Les clients de Minelli, cette enseigne française emblématique de Marseille, se retrouvent à l’heure du dernier lever de rideau. Après cinquante années de succès dans le prêt-à-porter, la marque a décidé d’éteindre ses portes définitivement. Placée en redressement judiciaire depuis mars, l’entreprise, qui emploie désormais 86 personnes contre une centaine à l’origine, n’a pas réussi à trouver de repreneur.

« C’était un lieu où on se sentait libre d’acheter des chaussures sans contraintes », confie une cliente. Cette phrase résonne dans les rues marseillaises où les derniers clients achèrent leurs dernières paires à prix réduits, tout en regrettant l’absence de cette marque historique.

Depuis trois ans, Minelli vit en difficulté financière, un contexte qui s’inscrit dans une tendance plus large.
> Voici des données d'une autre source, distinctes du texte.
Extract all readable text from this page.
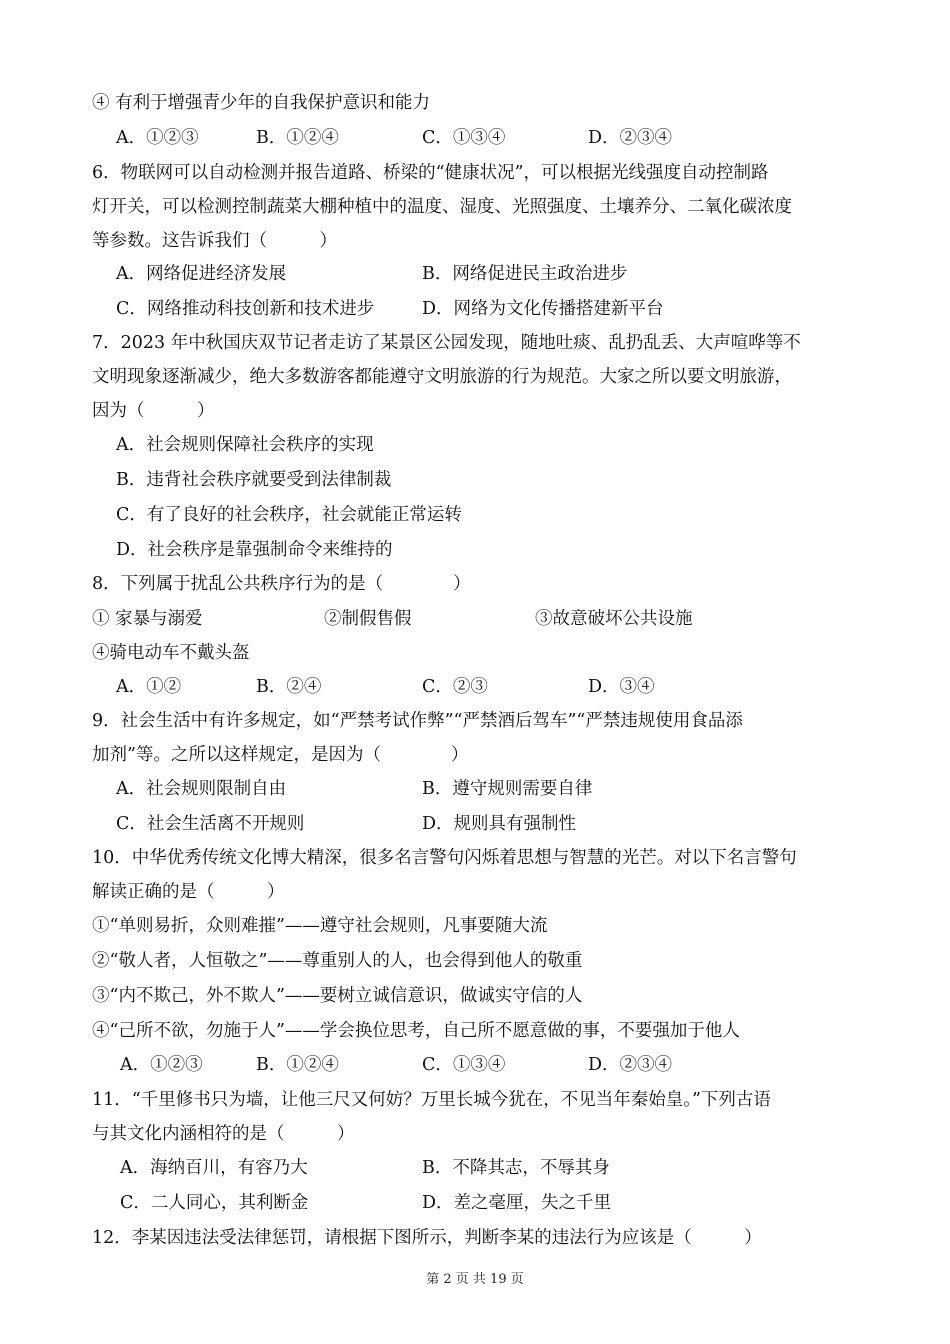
④ 有利于增强青少年的自我保护意识和能力
A．①②③	B．①②④	C．①③④	D．②③④
6．物联网可以自动检测并报告道路、桥梁的“健康状况”，可以根据光线强度自动控制路
灯开关，可以检测控制蔬菜大棚种植中的温度、湿度、光照强度、土壤养分、二氧化碳浓度
等参数。这告诉我们（　　　）
A．网络促进经济发展	B．网络促进民主政治进步
C．网络推动科技创新和技术进步	D．网络为文化传播搭建新平台
7．2023 年中秋国庆双节记者走访了某景区公园发现，随地吐痰、乱扔乱丢、大声喧哗等不
文明现象逐渐减少，绝大多数游客都能遵守文明旅游的行为规范。大家之所以要文明旅游，
因为（　　　）
A．社会规则保障社会秩序的实现
B．违背社会秩序就要受到法律制裁
C．有了良好的社会秩序，社会就能正常运转
D．社会秩序是靠强制命令来维持的
8．下列属于扰乱公共秩序行为的是（　　　　）
① 家暴与溺爱	②制假售假	③故意破坏公共设施
④骑电动车不戴头盔
A．①②	B．②④	C．②③	D．③④
9．社会生活中有许多规定，如“严禁考试作弊”“严禁酒后驾车”“严禁违规使用食品添
加剂”等。之所以这样规定，是因为（　　　　）
A．社会规则限制自由	B．遵守规则需要自律
C．社会生活离不开规则	D．规则具有强制性
10．中华优秀传统文化博大精深，很多名言警句闪烁着思想与智慧的光芒。对以下名言警句
解读正确的是（　　　）
①“单则易折，众则难摧”——遵守社会规则，凡事要随大流
②“敬人者，人恒敬之”——尊重别人的人，也会得到他人的敬重
③“内不欺己，外不欺人”——要树立诚信意识，做诚实守信的人
④“己所不欲，勿施于人”——学会换位思考，自己所不愿意做的事，不要强加于他人
A．①②③	B．①②④	C．①③④	D．②③④
11．“千里修书只为墙，让他三尺又何妨？万里长城今犹在，不见当年秦始皇。”下列古语
与其文化内涵相符的是（　　　）
A．海纳百川，有容乃大	B．不降其志，不辱其身
C．二人同心，其利断金	D．差之毫厘，失之千里
12．李某因违法受法律惩罚，请根据下图所示，判断李某的违法行为应该是（　　　）
第 2 页 共 19 页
En deux ans, près de 20 marques françaises de prêt-à-porter ont été liquidées ou placées en redressement judiciaire. « Les centres-villes se vident aujourd’hui », souligne Yann Rivoallan, président de la Fédération française du Prêt à Porter Féminin. « Plus les plateformes en ligne évoluent, moins il y a d’enseignes physiques. C’est une spirale sans issue : des boutiques qui disparaissent, des centres commerciaux qui s’éteignent, et des marques qui ne peuvent plus survivre. »

Pour ce dernier, l’émergence des plateformes ultra-fast fashion a transformé les habitudes de consommation. « Les clients privilégient désormais la rapidité et le coût réduit, au détriment des enseignes traditionnelles », explique-t-il. La fermeture définitive de Minelli marque non seulement la fin d’une époque mais aussi l’arrivée d’un nouveau chapitre pour le marché du prêt-à-porter français — une rupture qui résonne dans les rues marseillaises et ailleurs dans le pays.